One day last week, a coworker and I took the opportunity to enjoy the sunshine and beautiful trails that the Elkin Valley Trails Association work hard to create and maintain.
We began at the park and walked past the recreation center, down the E&A Rail Trail section, past the miniature waterfall with mysterious buckets always sitting and collecting water and on past the gong. Once we reached the end of the completed trail, our nosy natures (we do work at the newspaper) propelled us to seek out the area where the new bridge will eventually be added.
We walked to the edge, admired the beauty of the water and noticed the trees marked likely for removal. Instead of turning back, we decided to continue our adventure, down the steep hill and on to the flat ground next to the creek. At this point I’ve realized that I am most certainly wearing the wrong shoes. White clothes and dark dirt do not make a great combination.
As we near the end of our detour, and just before reconnecting with the walking trail, we’re stopped short in our tracks by a snapping turtle that’s ready to defend its territory. Robert, my coworker in advertising, was curious about the turtle and began examining him closer.
The creature looks like something straight out of the new Jurassic World movie with its spiky back, tail and claws on the end of its feet. We could tell it was no stranger to a fight due to the piece of its shell that had gone missing and healed over a long time ago.
The turtle stared back at us, legs positioned to pounce or chase us if it needed to.
While I have more experience with box turtles than snapping turtles, I am fully aware that this little creature can easily take off a finger if I were crazy enough to try to move it. Therefore, I grabbed a stick to hopefully coax it to one side of the trail and let us pass. Robert, however, had another idea.
Hearing me tell of stories I read where snapping turtles can be aggressive, Robert wanted to test the theory by simply placing the small stick near its mouth, without actually touching the creature. Instantly the turtle lunged for the stick, jumping what Robert swears was five feet off the ground and biting down on the stick.
As the turtle lunged at Robert, Robert jumped back, startled and unsuspecting of the athleticism and anger of such a prehistoric looking reptile. In that instant, we realized we had perhaps underestimated this turtle and weighed our options of either turning back, setting up camp and waiting him out, or making a running jump over the creature.
In my mind, I’m picturing all sorts of scenarios that end in me getting eaten or at least severely maimed. I see myself, in my inappropriate footwear, running, slipping on the slick dirt and ending up next to the attack turtle. In another scenario, I see myself jumping and the turtle latching on to me as I try to clear it but don’t quite make it.
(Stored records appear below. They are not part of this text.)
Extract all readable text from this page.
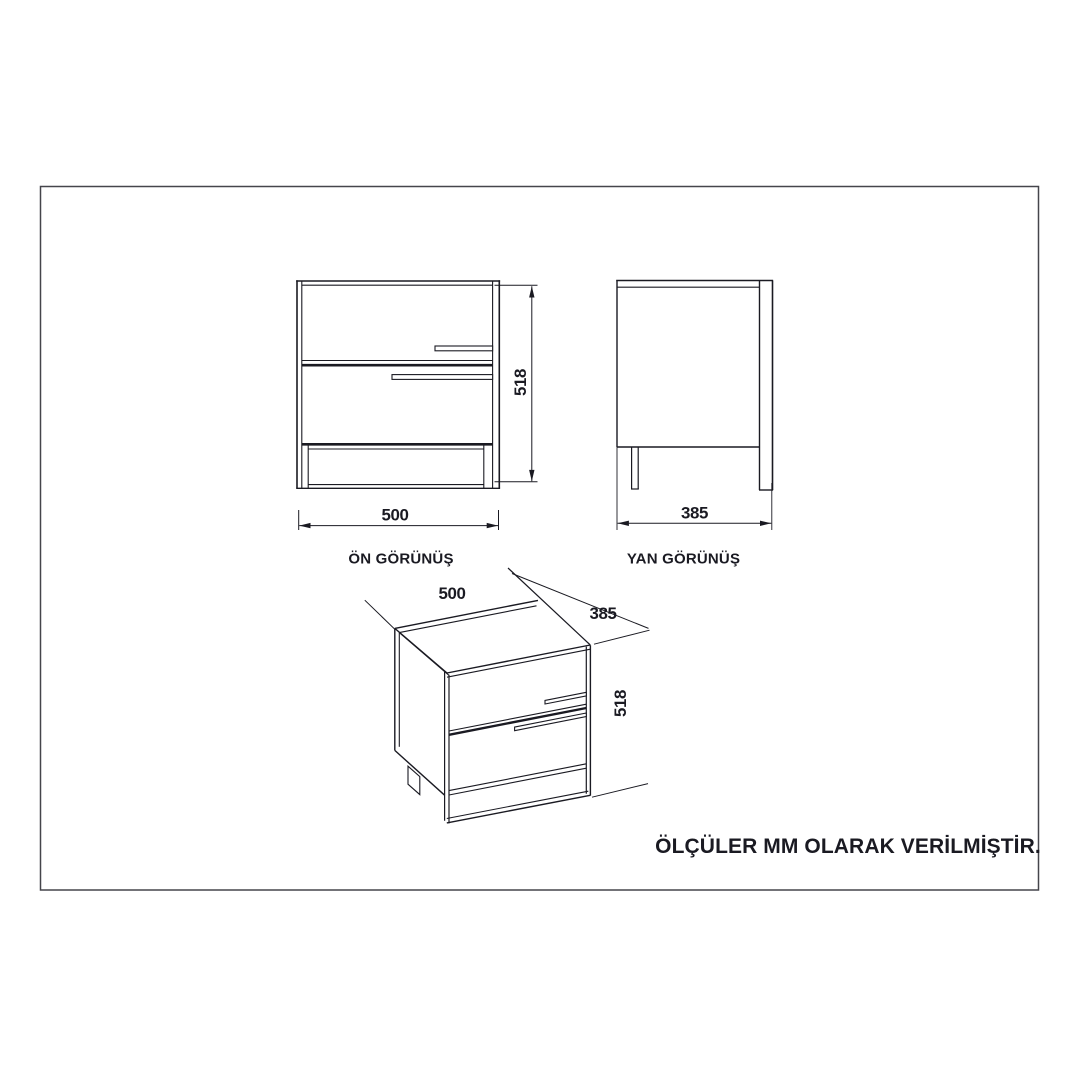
518
500
ÖN GÖRÜNÜŞ
385
YAN GÖRÜNÜŞ
500
385
518
ÖLÇÜLER MM OLARAK VERİLMİŞTİR.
And finally, if the other two options didn’t occur and I was able to make the jump and clear the turtle, I saw myself stumbling on the landing and once again, end up falling into the mercy of the vicious creature.
As I’m weighing out my options, Robert goes for the escape, catching the turtle off-guard and quickly sneaking past on the left. With Robert safely back on the main trail, the turtle turns all his fury on me.
I try reasoning with the turtle, explaining my deep childhood love for the Teenage Mutant Ninja Turtles, mainly Michelangelo. He doesn’t seem amused. I keep talking as I slowly move to the right, hugging the tree-line as closely as possible without stepping into the brush and finding another type of reptile.
Grabbing on to trees as I pass, I move slowly, one foot in front of the other. Eventually the turtle grants me passage, allowing me to reconnect with the main trail and Robert, who has managed to regain his composure and laugh at my distress from a safe distance.
As we leave the trail and turtle behind, we acknowledge the wildlife warning signs that we had mocked on the way in. Suddenly, those signs didn’t seem quite as funny.